Ouagadougou : la fécondité stagne, les raisons

Dans la capitale burkinabè, le nombre moyen d’enfants par femme est resté stable autour de trois enfants par femme au cours des deux dernières décennies. Une étude menée par l’Institut supérieur des sciences des populations et dont les résultats ont été dévoilés aux médias le 25 mai 2023 révèle les facteurs explicatifs.

Depuis une vingtaine d’années, la fécondité à Ouagadougou qui était déjà en baisse, stagne. Les chercheurs de l’Institut Supérieur des Sciences de la Population (ISSP) se posent de nombreuses questions au point de réaliser une étude pour comprendre les facteurs explicatifs. Les résultats partagés avec la presse la semaine dernière apportent ainsi de nombreuses réponses. « Les écarts de fécondité entre les immigrantes du milieu rural et les femmes natives de la ville sont élevés et s’expliquent essentiellement par les différences de caractéristiques socioéconomiques », explique le Dr Moussa Bougma, coordonateur de l’étude.

Ce différentiel de fécondité entre les immigrantes des zones rurales et les femmes natives de la ville est d’ailleurs beaucoup plus prononcé dans les quartiers périphériques, nécessitant une politique d’intégration socioéconomique des migrants et l’amélioration de l’offre des services de planification familiale dans ces quartiers.

Cependant, il n’y a pas seulement que ce facteur qui explique la stagnation de la fécondité. L’étude a également mis en évidence le rôle de la préférence pour la mixité des enfants au sein des couples dans cette stagnation de la fécondité à Ouagadougou.

Des préférences 

Selon Dr Moussa Bougma, il existe une forte demande pour des enfants supplémentaires en raison de la préférence pour la mixité des sexes. Parmi les femmes souhaitant avoir d’autres enfants, la moitié (52,0%) préfère avoir une progéniture de sexe différent. Cette tendance s’explique par le besoin d’avoir un héritier ou un représentant du mari pour perpétuer la lignée familiale, l’opportunité d’avoir quelqu’un sur qui compter pendant la vieillesse et le soutien financier que les garçons peuvent apporter aux parents ou aux frères et sœurs.

Le désir d’avoir une fille s’explique, quant à lui, par la recherche d’une représentante de la mère, d’une personne capable d’aider dans les tâches domestiques et de prendre soin des personnes âgées.

Une orientation des politiques de maîtrise de la fécondité vers un changement de perception concernant la recherche effrénée de la mixité des enfants est indispensable.

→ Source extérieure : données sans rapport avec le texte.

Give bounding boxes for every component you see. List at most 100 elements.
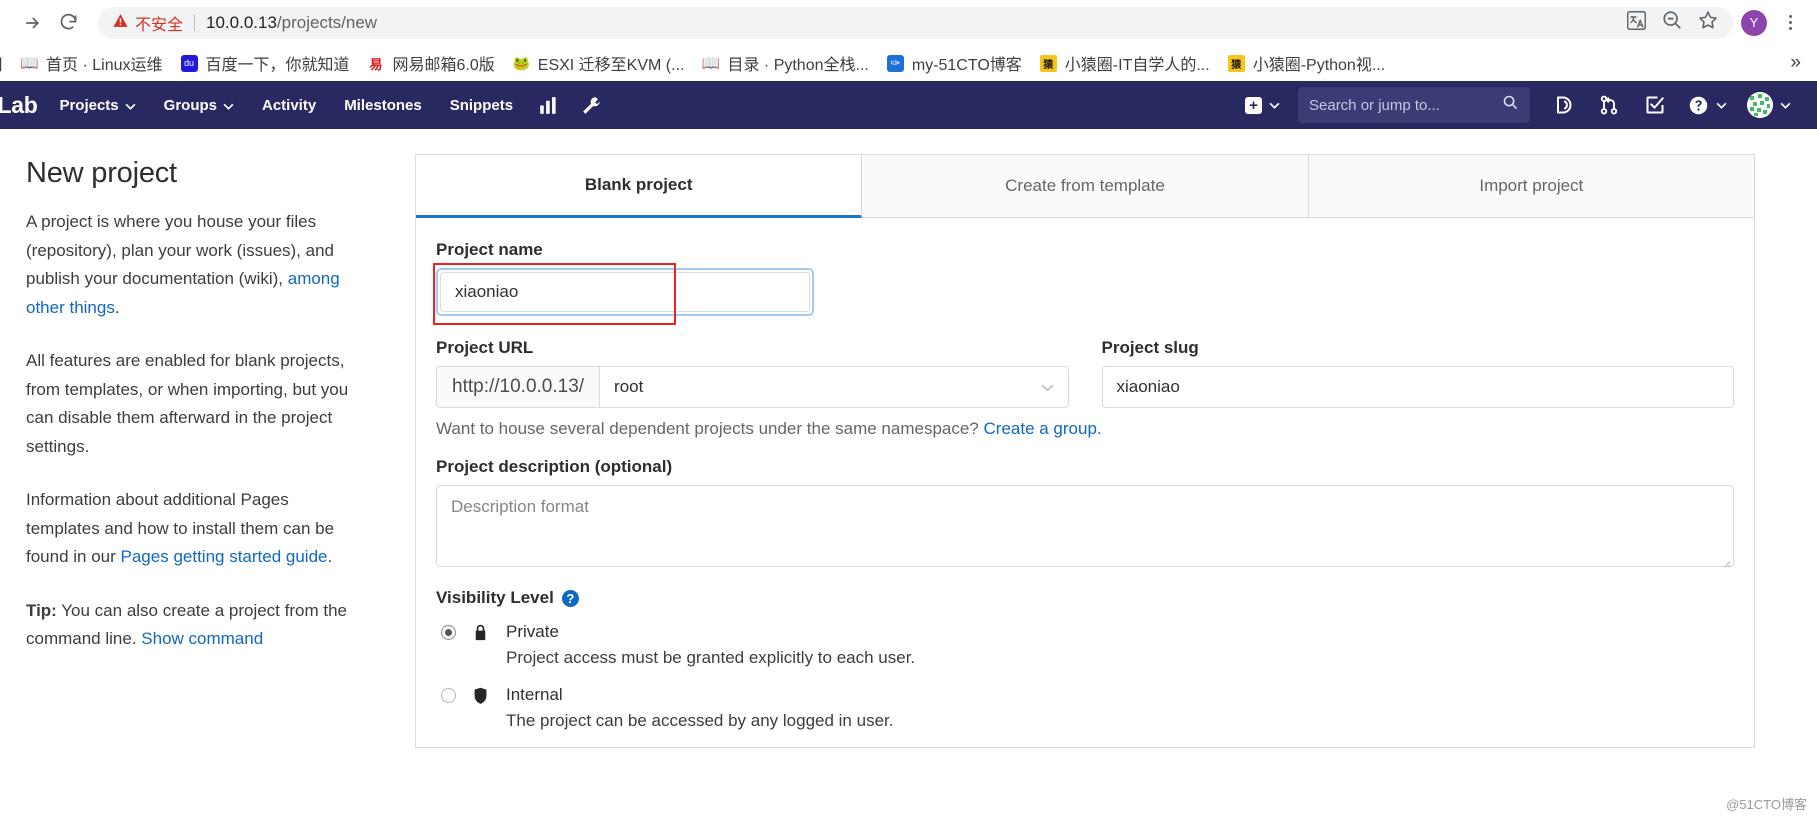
- bookmarks-bar: 用 📖 首页 · Linux运维 du 百度一下，你就知道 易 网易邮箱6.0版…: [0, 45, 1817, 81]
- tab-blank-project[interactable]: Blank project: [416, 155, 863, 218]
- chevron-down-icon: [1716, 96, 1727, 114]
- bookmark-item[interactable]: 猿 小猿圈-Python视...: [1219, 47, 1394, 79]
- omnibox-divider: [194, 14, 196, 31]
- project-slug-input[interactable]: xiaoniao: [1101, 366, 1734, 408]
- bookmark-label: ESXI 迁移至KVM (...: [537, 57, 685, 74]
- project-slug-label: Project slug: [1101, 338, 1199, 357]
- resize-handle-icon[interactable]: [1720, 553, 1731, 568]
- bookmark-label: 首页 · Linux运维: [46, 57, 163, 74]
- translate-icon[interactable]: [1626, 10, 1647, 36]
- search-input[interactable]: Search or jump to...: [1298, 87, 1530, 123]
- lock-icon: [471, 623, 490, 670]
- tab-create-from-template[interactable]: Create from template: [862, 155, 1309, 217]
- nav-item-activity[interactable]: Activity: [248, 81, 330, 129]
- zoom-out-icon[interactable]: [1661, 9, 1683, 36]
- yuan-icon: 猿: [1039, 54, 1057, 72]
- radio-internal[interactable]: [441, 688, 456, 703]
- analytics-icon[interactable]: [527, 81, 570, 129]
- new-item-dropdown[interactable]: +: [1231, 81, 1294, 129]
- chevron-down-icon: [1041, 380, 1054, 395]
- user-menu[interactable]: [1737, 81, 1801, 129]
- watermark: @51CTO博客: [1726, 797, 1807, 812]
- avatar: [1747, 92, 1773, 118]
- book-icon: 📖: [702, 54, 720, 72]
- bookmark-item[interactable]: 📖 首页 · Linux运维: [12, 47, 171, 79]
- pages-getting-started-guide-link[interactable]: Pages getting started guide: [121, 547, 328, 566]
- security-warning-text: 不安全: [135, 16, 184, 34]
- url-host: 10.0.0.13: [206, 12, 277, 32]
- frog-icon: 🐸: [512, 54, 530, 72]
- browser-toolbar: 不安全 10.0.0.13/projects/new Y: [0, 0, 1817, 45]
- nav-item-snippets[interactable]: Snippets: [436, 81, 527, 129]
- chrome-profile-avatar[interactable]: Y: [1741, 9, 1767, 36]
- project-name-label: Project name: [436, 240, 543, 259]
- search-icon[interactable]: [1502, 94, 1519, 116]
- bookmark-label: 用: [0, 51, 3, 75]
- gitlab-logo[interactable]: itLab: [0, 92, 45, 119]
- reload-icon[interactable]: [50, 5, 86, 41]
- bookmark-item[interactable]: 易 网易邮箱6.0版: [359, 47, 504, 79]
- info-text: .: [327, 547, 333, 566]
- bookmark-item[interactable]: du 百度一下，你就知道: [172, 47, 359, 79]
- namespace-hint: Want to house several dependent projects…: [436, 419, 1734, 439]
- bookmark-item[interactable]: ✑ my-51CTO博客: [878, 47, 1031, 79]
- issues-icon[interactable]: [1540, 81, 1586, 129]
- address-bar[interactable]: 不安全 10.0.0.13/projects/new: [98, 6, 1733, 39]
- nav-item-groups[interactable]: Groups: [150, 81, 248, 129]
- bookmark-item[interactable]: 📖 目录 · Python全栈...: [693, 47, 877, 79]
- info-paragraph-2: All features are enabled for blank proje…: [26, 351, 349, 456]
- chevron-down-icon: [125, 97, 136, 114]
- visibility-option-private[interactable]: Private Project access must be granted e…: [436, 621, 1734, 670]
- question-mark-icon[interactable]: ?: [561, 589, 579, 607]
- project-name-field-wrap: xiaoniao: [433, 263, 1734, 325]
- create-a-group-link[interactable]: Create a group.: [984, 419, 1102, 438]
- tab-import-project[interactable]: Import project: [1308, 155, 1754, 217]
- page-content: New project A project is where you house…: [0, 129, 1817, 819]
- visibility-private-desc: Project access must be granted explicitl…: [506, 648, 916, 667]
- nav-label: Snippets: [449, 96, 514, 114]
- info-paragraph-3: Information about additional Pages templ…: [26, 486, 351, 572]
- bookmark-item[interactable]: 猿 小猿圈-IT自学人的...: [1031, 47, 1219, 79]
- kebab-menu-icon[interactable]: [1777, 15, 1803, 30]
- page-title: New project: [26, 157, 177, 189]
- namespace-select[interactable]: root: [599, 366, 1069, 408]
- bookmark-item[interactable]: 🐸 ESXI 迁移至KVM (...: [504, 47, 694, 79]
- project-description-textarea[interactable]: Description format: [436, 485, 1734, 568]
- visibility-level-label: Visibility Level: [436, 588, 554, 607]
- project-url-label: Project URL: [436, 338, 534, 357]
- bookmark-label: 目录 · Python全栈...: [727, 57, 869, 74]
- tip-label: Tip:: [26, 600, 57, 620]
- plus-square-icon: +: [1245, 96, 1262, 114]
- bookmark-label: 百度一下，你就知道: [205, 57, 350, 74]
- project-url-prefix: http://10.0.0.13/: [436, 366, 600, 408]
- bookmark-label: 小猿圈-Python视...: [1252, 57, 1386, 74]
- nav-label: Groups: [163, 96, 217, 114]
- project-name-input[interactable]: xiaoniao: [440, 272, 810, 312]
- url-text: 10.0.0.13/projects/new: [206, 13, 377, 33]
- help-icon[interactable]: [1678, 81, 1737, 129]
- security-warning[interactable]: 不安全: [112, 11, 183, 35]
- bookmark-item[interactable]: 用: [0, 47, 12, 79]
- project-description-label: Project description (optional): [436, 457, 673, 476]
- radio-private[interactable]: [441, 625, 456, 640]
- nav-label: Milestones: [344, 96, 422, 114]
- wrench-admin-icon[interactable]: [570, 81, 613, 129]
- todos-icon[interactable]: [1632, 81, 1678, 129]
- bookmark-label: my-51CTO博客: [911, 57, 1022, 74]
- nav-item-milestones[interactable]: Milestones: [330, 81, 436, 129]
- merge-requests-icon[interactable]: [1586, 81, 1632, 129]
- visibility-option-internal[interactable]: Internal The project can be accessed by …: [436, 684, 1734, 733]
- blank-project-form: Project name xiaoniao Project URL http:/…: [416, 218, 1754, 733]
- star-icon[interactable]: [1697, 9, 1719, 36]
- url-path: /projects/new: [276, 12, 378, 32]
- project-url-group: Project URL http://10.0.0.13/ root: [436, 338, 1069, 408]
- info-tip: Tip: You can also create a project from …: [26, 597, 351, 654]
- shield-icon: [471, 686, 490, 733]
- yuan-icon: 猿: [1227, 54, 1245, 72]
- forward-button[interactable]: [14, 5, 50, 41]
- nav-label: Projects: [59, 96, 119, 114]
- nav-item-projects[interactable]: Projects: [45, 81, 149, 129]
- info-paragraph-1: A project is where you house your files …: [26, 208, 351, 322]
- bookmarks-overflow-button[interactable]: »: [1780, 52, 1811, 74]
- show-command-link[interactable]: Show command: [141, 629, 263, 648]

« Il est important d’accélérer l’alphabétisation et l’éducation des femmes afin de réduire rapidement la demande d’enfants et de diminuer les inégalités de genre parmi les enfants. Il convient également de sensibiliser les parents à la répartition des rôles sociaux en fonction du sexe, afin de limiter la recherche d’enfants supplémentaires dans le but d’atteindre la mixité des sexe », recommande le chercheur.

Capital vieillesse 

Le changement de perception des parents concerne aussi la gestion de leur vieillesse pour une maîtrise de la fécondité. Les travaux ont en effet montré que le capital vieillesse basé sur l’enfant conduit à une forte fécondité. Ce qui prouve une fois encore que la notion de sécurité sociale ne semble pas être bien perçue par les populations.

Selon Dr Bougma, la connaissance des enjeux d’avoir une sécurité sociale plus sure pourrait permettre aux populations d’adhérer plus facilement aux systèmes formels d’assurance vieillesse. « La plupart des femmes interviewées compte beaucoup plus sur leur progéniture que sur leur épargne pour gérer leurs vieux jours. Elles peuvent en même temps qu’elles investissent sur leurs enfants épargner pour assurer leurs vieux jours », fait-il savoir.

Cet institut de recherche de l’Université Joseph Ki-Zerbo propose d’engager les acteurs de la planification urbaine pour la prise en compte de la planification familiale.

Il faudra mettre les élus locaux au cœur de la planification familiale pour booster leur implication. Les chercheurs proposent que les actions des collectivités soient inscrites dans les domaines de la sensibilisation, l’équipement des centres de santé dans l’offre de services de planification familial et le renforcement des capacités des agents de santé sur la planification familiale.